Las violencias que manifiestan niños y niñas en la escuela son un eco más de la descarnada violencia que la sociedad ejerce sobre nuestros niños y niñas. Por si la frase no resuena, la aclaramos sin medias tintas: denunciamos la explotación y sobrexplotación infantil, la precariedad laboral de las familias, la desocupación, el hambre, la miseria, la dificultad para armar un proyecto personal, la imposibilidad de alcanzar necesidades creadas por la sociedad de consumo, por la ética neoliberal y la masificación mediática de su discurso, la negación de las posibilidades de participación y de ejercicio de la solidaridad, el imperativo de realización individual mediante el “tener” en lugar del “ser” o del “estar siendo con otros”.

Esto es violencia y nuestros niños la viven, la beben, se les inscribe. ¿Es extraño, entonces, que la detonen en la escuela?

En definitiva, sabemos que si queremos disipar la violencia no queda otra que cambiar las causas profundas que la generan: el modo en que se organiza la sociedad para producir y repartir sus frutos.

Como no es tarea del corto plazo, nos ponemos a andar. Mucho podemos hacer desde la escuela. La asamblea se nos presenta como una herramienta imprescindible en ese sentido. Tampoco deberíamos excluir del análisis una escabrosa serie de violencias en que la propia escuela y sus docentes incurrimos, que podrían explicar las despiadadas respuestas infantiles, de esta manera totalmente justificadas. Hablamos de la violencia física y verbal, la que se ve y oye “a simple vista” (por suerte, cada vez más escasa en las aulas), así como también de la infraestructural: las condiciones materiales de aprendizaje en los edificios escolares, en ocasiones ilegales e insalubres.

Pero sobre todo hablamos de una violencia simbólica no siempre evidente: la tradición de identificar el silencio con la salud y el movimiento con la dispersión, el corrimiento de las funciones pedagógicas de la escuela por las de exclusiva contención social, las visiones peyorativas sobre las posibilidades de aprender de niños y niñas o las miradas estigmatizantes con diagnósticos que etiquetan y patologizan a granel.

Hablamos también de violencias didácticas que se nos escapan sin intención: el desparramo de contenidos inabarcables y ajenos al sujeto que aprende, la expropiación ideológica de su historia y su presente, la distancia entre el conocimiento presentado y las lecturas cotidianas del mundo que realizan los estudiantes, la delegación de la tarea didáctica en libros de textos inadecuados; en síntesis: la pura exigencia sin enseñanza a cambio.
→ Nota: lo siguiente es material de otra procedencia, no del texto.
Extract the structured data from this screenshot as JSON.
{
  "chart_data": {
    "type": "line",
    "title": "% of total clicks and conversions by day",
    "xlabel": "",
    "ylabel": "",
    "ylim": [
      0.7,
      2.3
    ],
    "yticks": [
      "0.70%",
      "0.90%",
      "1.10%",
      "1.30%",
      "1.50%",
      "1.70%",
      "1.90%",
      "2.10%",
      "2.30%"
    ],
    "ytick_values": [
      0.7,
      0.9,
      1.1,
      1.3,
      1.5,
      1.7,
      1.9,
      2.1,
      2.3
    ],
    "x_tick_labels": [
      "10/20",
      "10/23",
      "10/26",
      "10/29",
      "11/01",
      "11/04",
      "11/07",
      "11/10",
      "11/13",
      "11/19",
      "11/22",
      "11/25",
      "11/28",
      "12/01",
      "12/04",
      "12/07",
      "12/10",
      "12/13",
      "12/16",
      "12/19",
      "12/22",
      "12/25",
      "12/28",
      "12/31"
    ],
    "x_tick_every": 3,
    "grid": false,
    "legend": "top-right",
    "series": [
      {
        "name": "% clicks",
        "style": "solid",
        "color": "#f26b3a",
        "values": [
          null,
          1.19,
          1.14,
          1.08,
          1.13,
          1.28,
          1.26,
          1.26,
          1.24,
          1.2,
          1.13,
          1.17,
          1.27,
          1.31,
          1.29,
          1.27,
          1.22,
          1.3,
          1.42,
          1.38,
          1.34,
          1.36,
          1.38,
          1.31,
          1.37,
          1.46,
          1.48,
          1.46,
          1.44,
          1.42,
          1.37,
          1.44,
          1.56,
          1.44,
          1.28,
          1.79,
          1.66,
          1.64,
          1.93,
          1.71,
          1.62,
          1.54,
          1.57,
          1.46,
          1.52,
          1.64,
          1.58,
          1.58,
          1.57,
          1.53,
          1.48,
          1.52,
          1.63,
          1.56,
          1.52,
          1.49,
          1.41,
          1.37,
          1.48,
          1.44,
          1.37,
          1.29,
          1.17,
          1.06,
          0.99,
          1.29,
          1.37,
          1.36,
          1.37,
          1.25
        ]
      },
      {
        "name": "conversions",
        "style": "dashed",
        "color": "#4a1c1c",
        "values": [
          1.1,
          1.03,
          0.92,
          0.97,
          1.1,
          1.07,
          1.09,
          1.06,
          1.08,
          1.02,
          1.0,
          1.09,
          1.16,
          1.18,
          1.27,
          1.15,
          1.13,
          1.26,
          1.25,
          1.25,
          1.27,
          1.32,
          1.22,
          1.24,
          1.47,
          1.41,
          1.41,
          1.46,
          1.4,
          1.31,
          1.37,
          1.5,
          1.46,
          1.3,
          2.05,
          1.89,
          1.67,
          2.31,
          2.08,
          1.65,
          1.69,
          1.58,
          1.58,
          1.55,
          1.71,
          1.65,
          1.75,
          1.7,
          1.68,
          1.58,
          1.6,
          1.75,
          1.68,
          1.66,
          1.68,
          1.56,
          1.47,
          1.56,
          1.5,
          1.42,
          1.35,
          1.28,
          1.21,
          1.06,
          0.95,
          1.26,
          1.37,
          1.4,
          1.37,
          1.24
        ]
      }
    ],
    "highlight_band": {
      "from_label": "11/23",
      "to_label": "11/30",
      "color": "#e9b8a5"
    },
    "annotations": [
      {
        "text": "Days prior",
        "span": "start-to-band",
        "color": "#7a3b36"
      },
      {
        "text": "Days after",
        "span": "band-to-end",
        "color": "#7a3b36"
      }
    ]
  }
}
Por eso, no hay técnicas aisladas de un enfoque general. No podemos pensar que una herramienta esporádica resolverá cuestiones grupales si al mismo tiempo enseñamos matemática como si quienes la aprenden fueran treinta cerebritos aislados y preseteados. Una didáctica específica también conlleva una noción de trabajo, de disciplina y de convivencia. La dinámica grupal depende en gran medida de la propuesta pedagógica que se disponga para todas las áreas.

Quién es Horacio Cárdenas

♦ Nació en Buenos Aires, Argentina, en 1976.

♦ Es maestro de primaria y escritor.

♦ Es autor de los libros Los chicos tienen la palabra, Diario de ruta y Prospectiva económica y alternativas de desarrollo para la Región Carbonífera de Coahuila.